Getting totally unexpected results while comparing binary search vs linear search's real time performance in C++ using the code below -

typedef std::chrono::microseconds us;

int linear_search(uint64_t* val, int s, int e, uint64_t k) {
    while (s < e) {
      if (!less<uint64_t>()(val[s], k)) {
        break;
      }
      ++s;
    }
    return {s};
}

int binary_search(uint64_t* val, int s, int e, uint64_t k) {
    while (s != e) {
      const int mid = (s + e) >> 1;
      if (less<uint64_t>()(val[mid], k)) {
        s = mid + 1;
      } else {
        e = mid;
      }
    }
    return {s};
}


int main() {

    // Preparing data
    int iter = 1000000;
    int m = 1000;
    uint64_t val[m];
    for(int i = 0; i < m;i++) {
        val[i] = rand();
    }
    sort(val, val + m);
    uint64_t key = rand();

    // Linear search time computation
    auto start = std::chrono::system_clock::now();
    for (int i = 0; i < iter; i++) {
        linear_search(val, 0, m - 1, key);
    }
    auto end = std::chrono::system_clock::now();
    auto elapsed_us = std::chrono::duration_cast<us>(end - start);
    std::cout << "Linear search: " << m << " values "
              << elapsed_us.count() << "us\n";

    // Binary search time computation
    start = std::chrono::system_clock::now();
    for (int i = 0; i < iter; i++) {
        binary_search(val, 0, m - 1, key);
    }
    end = std::chrono::system_clock::now();
    elapsed_us = std::chrono::duration_cast<us>(end - start);
    std::cout << "Binary search: " << m <<" values "
              << elapsed_us.count() << "us\n";
}

Compiling without optimisation, getting following output -

Linear search: 1000 values 1848621us
Binary search: 1000 values 24975us

When compiled with -O3 optimisation, getting this output -

Linear search: 1000 values 0us
Binary search: 1000 values 13424us

I understand that for small array size, binary search may be expensive than linear but can't understand reason for difference of this magnitude by adding -O3

Answer 1

I benchmarked your code with https://quick-bench.com and binary search is much faster (for m = 100, it breaks for m = 1000).

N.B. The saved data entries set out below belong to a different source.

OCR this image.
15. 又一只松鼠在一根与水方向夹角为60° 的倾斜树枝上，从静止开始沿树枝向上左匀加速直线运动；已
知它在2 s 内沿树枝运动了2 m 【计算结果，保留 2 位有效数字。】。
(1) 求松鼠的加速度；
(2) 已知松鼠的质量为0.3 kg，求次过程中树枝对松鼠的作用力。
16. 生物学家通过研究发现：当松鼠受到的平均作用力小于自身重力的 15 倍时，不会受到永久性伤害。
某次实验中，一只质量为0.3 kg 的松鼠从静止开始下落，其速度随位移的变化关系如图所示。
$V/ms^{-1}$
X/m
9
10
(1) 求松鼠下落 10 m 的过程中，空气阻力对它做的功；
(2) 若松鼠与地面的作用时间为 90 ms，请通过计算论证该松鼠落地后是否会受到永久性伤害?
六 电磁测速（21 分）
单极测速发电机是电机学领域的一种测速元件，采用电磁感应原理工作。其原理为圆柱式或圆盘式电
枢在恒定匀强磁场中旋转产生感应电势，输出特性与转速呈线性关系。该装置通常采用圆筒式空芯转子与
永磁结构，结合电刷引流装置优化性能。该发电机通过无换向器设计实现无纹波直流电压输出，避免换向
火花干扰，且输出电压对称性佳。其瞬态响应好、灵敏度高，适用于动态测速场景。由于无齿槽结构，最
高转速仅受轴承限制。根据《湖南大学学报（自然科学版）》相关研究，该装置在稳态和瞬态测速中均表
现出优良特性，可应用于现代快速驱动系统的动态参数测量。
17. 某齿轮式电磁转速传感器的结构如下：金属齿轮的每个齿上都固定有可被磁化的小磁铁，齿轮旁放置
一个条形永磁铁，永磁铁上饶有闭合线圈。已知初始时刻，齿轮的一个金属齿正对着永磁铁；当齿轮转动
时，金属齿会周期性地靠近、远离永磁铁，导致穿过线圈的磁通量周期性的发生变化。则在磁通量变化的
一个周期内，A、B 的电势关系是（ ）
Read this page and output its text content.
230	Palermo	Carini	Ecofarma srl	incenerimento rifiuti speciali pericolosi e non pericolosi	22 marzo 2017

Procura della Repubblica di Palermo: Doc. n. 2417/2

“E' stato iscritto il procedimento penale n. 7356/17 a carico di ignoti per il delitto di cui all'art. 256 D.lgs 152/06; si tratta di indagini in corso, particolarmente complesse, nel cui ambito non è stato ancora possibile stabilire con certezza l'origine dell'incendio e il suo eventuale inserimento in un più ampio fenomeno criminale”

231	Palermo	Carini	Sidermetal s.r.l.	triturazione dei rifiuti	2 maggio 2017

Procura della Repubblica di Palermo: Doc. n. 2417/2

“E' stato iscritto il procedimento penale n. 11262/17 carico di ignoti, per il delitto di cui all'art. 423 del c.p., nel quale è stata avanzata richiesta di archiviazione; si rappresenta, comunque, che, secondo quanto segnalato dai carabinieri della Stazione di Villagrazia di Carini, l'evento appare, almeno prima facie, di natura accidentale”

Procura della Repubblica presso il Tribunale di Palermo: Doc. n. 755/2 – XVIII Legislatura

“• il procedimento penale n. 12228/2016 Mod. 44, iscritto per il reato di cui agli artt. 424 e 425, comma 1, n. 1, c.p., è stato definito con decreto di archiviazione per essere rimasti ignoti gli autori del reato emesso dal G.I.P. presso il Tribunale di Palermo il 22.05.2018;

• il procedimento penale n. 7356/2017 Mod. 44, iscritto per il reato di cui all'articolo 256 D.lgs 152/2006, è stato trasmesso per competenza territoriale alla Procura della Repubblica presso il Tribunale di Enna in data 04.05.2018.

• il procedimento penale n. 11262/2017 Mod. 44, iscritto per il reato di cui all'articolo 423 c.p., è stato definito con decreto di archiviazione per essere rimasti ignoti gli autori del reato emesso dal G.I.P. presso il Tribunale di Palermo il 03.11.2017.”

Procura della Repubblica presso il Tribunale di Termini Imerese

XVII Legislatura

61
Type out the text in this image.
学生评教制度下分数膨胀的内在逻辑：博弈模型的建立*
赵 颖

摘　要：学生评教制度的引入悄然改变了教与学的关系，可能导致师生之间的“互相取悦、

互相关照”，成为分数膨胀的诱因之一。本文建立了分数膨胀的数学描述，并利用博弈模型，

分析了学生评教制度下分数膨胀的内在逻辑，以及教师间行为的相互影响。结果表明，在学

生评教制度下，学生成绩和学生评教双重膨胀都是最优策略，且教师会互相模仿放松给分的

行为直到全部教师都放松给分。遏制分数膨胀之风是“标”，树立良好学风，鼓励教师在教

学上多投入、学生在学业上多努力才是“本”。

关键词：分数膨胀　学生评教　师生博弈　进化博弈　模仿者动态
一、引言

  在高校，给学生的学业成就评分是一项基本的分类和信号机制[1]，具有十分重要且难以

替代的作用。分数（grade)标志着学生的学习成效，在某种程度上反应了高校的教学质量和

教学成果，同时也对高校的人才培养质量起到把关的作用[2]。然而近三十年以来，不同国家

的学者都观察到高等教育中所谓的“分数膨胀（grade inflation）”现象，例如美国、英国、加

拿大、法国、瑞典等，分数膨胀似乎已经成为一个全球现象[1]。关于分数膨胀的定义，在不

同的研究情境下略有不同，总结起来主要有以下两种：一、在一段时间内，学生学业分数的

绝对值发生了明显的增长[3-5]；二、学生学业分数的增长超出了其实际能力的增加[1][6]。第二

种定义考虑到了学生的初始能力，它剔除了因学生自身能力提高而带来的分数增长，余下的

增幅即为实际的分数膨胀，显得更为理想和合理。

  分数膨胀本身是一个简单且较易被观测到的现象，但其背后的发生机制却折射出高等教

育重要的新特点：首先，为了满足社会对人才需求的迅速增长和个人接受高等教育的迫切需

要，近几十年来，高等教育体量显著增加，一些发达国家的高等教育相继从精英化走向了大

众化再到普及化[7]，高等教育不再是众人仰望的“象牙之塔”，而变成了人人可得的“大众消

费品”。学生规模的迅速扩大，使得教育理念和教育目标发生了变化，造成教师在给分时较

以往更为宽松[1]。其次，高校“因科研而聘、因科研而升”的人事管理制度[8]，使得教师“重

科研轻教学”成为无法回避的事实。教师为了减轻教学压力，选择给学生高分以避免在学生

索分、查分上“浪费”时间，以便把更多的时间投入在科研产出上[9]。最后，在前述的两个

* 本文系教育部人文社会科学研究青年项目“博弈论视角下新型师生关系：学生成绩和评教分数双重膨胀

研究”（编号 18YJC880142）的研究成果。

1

That's my benchmark code:

int linear_search(uint64_t* val, int s, int e, uint64_t k) {
    while (s < e) {
      if (!std::less<uint64_t>()(val[s], k)) {
        break;
      }
      ++s;
    }
    return s;
}

int binary_search(uint64_t* val, int s, int e, uint64_t k) {
    while (s != e) {
      const int mid = (s + e) >> 1;
      if (std::less<uint64_t>()(val[mid], k)) {
        s = mid + 1;
      } else {
        e = mid;
      }
    }
    return s;
}

constexpr int m = 100;
uint64_t val[m];
uint64_t key = rand();
void init() {
  static bool isInitialized = false;
  if (isInitialized) return;
  for(int i = 0; i < m;i++) {
    val[i] = rand();
  }
  std::sort(val, val + m);
  isInitialized = true;
}

static void Linear(benchmark::State& state) {
  init();
  for (auto _ : state) {
    int result = linear_search(val, 0, m - 1, key);
    benchmark::DoNotOptimize(result);
  }
}
BENCHMARK(Linear);

static void Binary(benchmark::State& state) {
  init();
  for (auto _ : state) {
    int result = binary_search(val, 0, m - 1, key);
    benchmark::DoNotOptimize(result);
  }
}
BENCHMARK(Binary);

and the result:

Only the code inside for (auto _ : state) { is benchmarked.